Langsung ke konten utama

Mengungkap Zaman Keemasan Kerajaan Gowa

Arak-arakan budaya yang lengkap dengan tentara berkuda serta pasukan garis depan (tobarani), seperti menampilkan kembali masa keemasan Kerajaan Gowa yang dulu dikenal memiliki pasukan tangguh.

Pawai itu diikuti barisan gendang (pagandrang), pemangku adat dan pengiring wanita (pabaju bodo) serta masyarakat umum yang mengenakan busana tradisional, warna hitam, merah, kuning, dan hijau.

Arak-arakan bergerak dari kantor bupati Gowa ke tempat upacara di lapangan Bungaya, di depan balla lompos (istana) raja Gowa di Sungguminasa yang kini berfungsi sebagai museum.

Pesta budaya itu dimaksudkan untuk memperingati hari jadi ke-671 Gowa, 17 Nopember 1991, dan ini merupakan perayaan yang pertama.

Berdasarkan lontara Makassar dan literatur lainnya yang berhubungan dengan sejarah Gowa, sama sekali tidak ada petunjuk tentang hari, tanggal, bulan berdirinya "daerah" itu.

Akhirnya atas prakarsa Bupati A. Azis Umar, diselenggarakanlah seminar untuk menentukan hari jadi daerah, yang dulu dikenal juga sebagai kerajaan maritim yang besar.

Seminar diikuti para budayawan, cendekiawan, tokoh adat, pemuka masyarakat dan pakar sejarah di Sulawesi Selatan.

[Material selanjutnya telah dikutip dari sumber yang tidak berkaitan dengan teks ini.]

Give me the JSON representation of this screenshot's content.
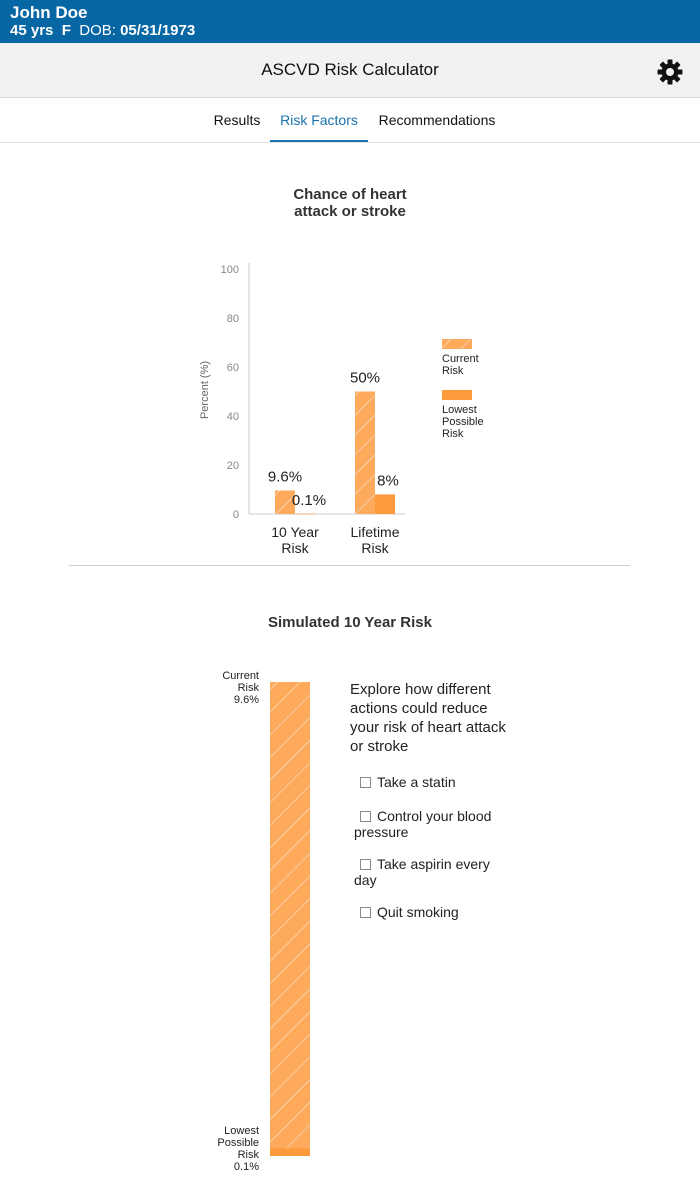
{
  "patient": {
    "name": "John Doe",
    "age": "45 yrs",
    "sex": "F",
    "dob_label": "DOB:",
    "dob": "05/31/1973"
  },
  "header": {
    "title": "ASCVD Risk Calculator",
    "settings_icon": "gear-icon"
  },
  "tabs": [
    {
      "label": "Results",
      "active": false
    },
    {
      "label": "Risk Factors",
      "active": true
    },
    {
      "label": "Recommendations",
      "active": false
    }
  ],
  "chart1": {
    "title_line1": "Chance of heart",
    "title_line2": "attack or stroke"
  },
  "chart2": {
    "title": "Simulated 10 Year Risk"
  },
  "chart_data": [
    {
      "type": "bar",
      "title": "Chance of heart attack or stroke",
      "ylabel": "Percent (%)",
      "ylim": [
        0,
        100
      ],
      "yticks": [
        "100",
        "80",
        "60",
        "40",
        "20",
        "0"
      ],
      "categories": [
        [
          "10 Year",
          "Risk"
        ],
        [
          "Lifetime",
          "Risk"
        ]
      ],
      "series": [
        {
          "name": [
            "Current",
            "Risk"
          ],
          "values": [
            9.6,
            50
          ],
          "labels": [
            "9.6%",
            "50%"
          ],
          "color": "#fdaa5c",
          "pattern": "hatched"
        },
        {
          "name": [
            "Lowest",
            "Possible",
            "Risk"
          ],
          "values": [
            0.1,
            8
          ],
          "labels": [
            "0.1%",
            "8%"
          ],
          "color": "#fd9a3c",
          "pattern": "solid"
        }
      ],
      "legend": "right",
      "grid": false
    },
    {
      "type": "bar",
      "title": "Simulated 10 Year Risk",
      "current": {
        "value": 9.6,
        "label_lines": [
          "Current",
          "Risk"
        ],
        "value_label": "9.6%",
        "color": "#fdaa5c"
      },
      "lowest": {
        "value": 0.1,
        "label_lines": [
          "Lowest",
          "Possible",
          "Risk"
        ],
        "value_label": "0.1%",
        "color": "#fd9a3c"
      }
    }
  ],
  "simulation": {
    "explore_text": "Explore how different actions could reduce your risk of heart attack or stroke",
    "options": [
      {
        "label": "Take a statin",
        "checked": false
      },
      {
        "label": "Control your blood pressure",
        "checked": false
      },
      {
        "label": "Take aspirin every day",
        "checked": false
      },
      {
        "label": "Quit smoking",
        "checked": false
      }
    ]
  }
}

Pembicara antara lain Prof. Dr. H. A. Mattulada, Dr. P. Parawansa, Dr. Abu Hamid, Dr. Muchlis, Drs. H. H. D. Mangemba dan Dr. Darmawan Mas'ud Rachman MSc. 

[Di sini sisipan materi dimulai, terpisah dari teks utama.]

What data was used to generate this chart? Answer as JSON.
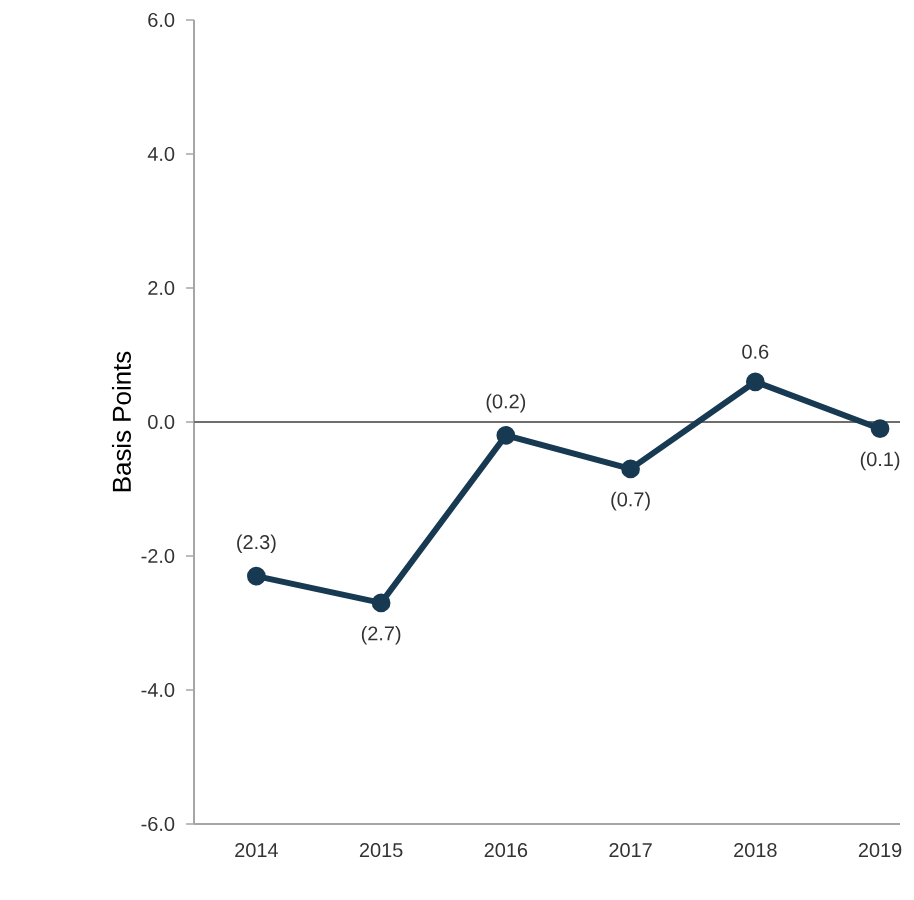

Hasil seminar itu oleh tim perumus dijadikan dasar untuk keperluan tersebut.

Disebutkan bahwa penentuan "tanggal 17", dengan pertimbangan bahwa itu merupakan tanggal diundangkannya dalam lembaran negara, Undang-Undang Darurat No. 5/1957 tentang Pembebasan Makassar dan Pembentukan Daerah Gowa, serta tanggal proklamasi Kemerdekaan RI.

Awalnya

Bulan November merupakan bulan sembahyang Jumat pertama di Kerajaan Gowa 1607 M, dan tonggak awal tersebarnya agama Islam di daerah itu, demikian panitia hari jadi Gowa.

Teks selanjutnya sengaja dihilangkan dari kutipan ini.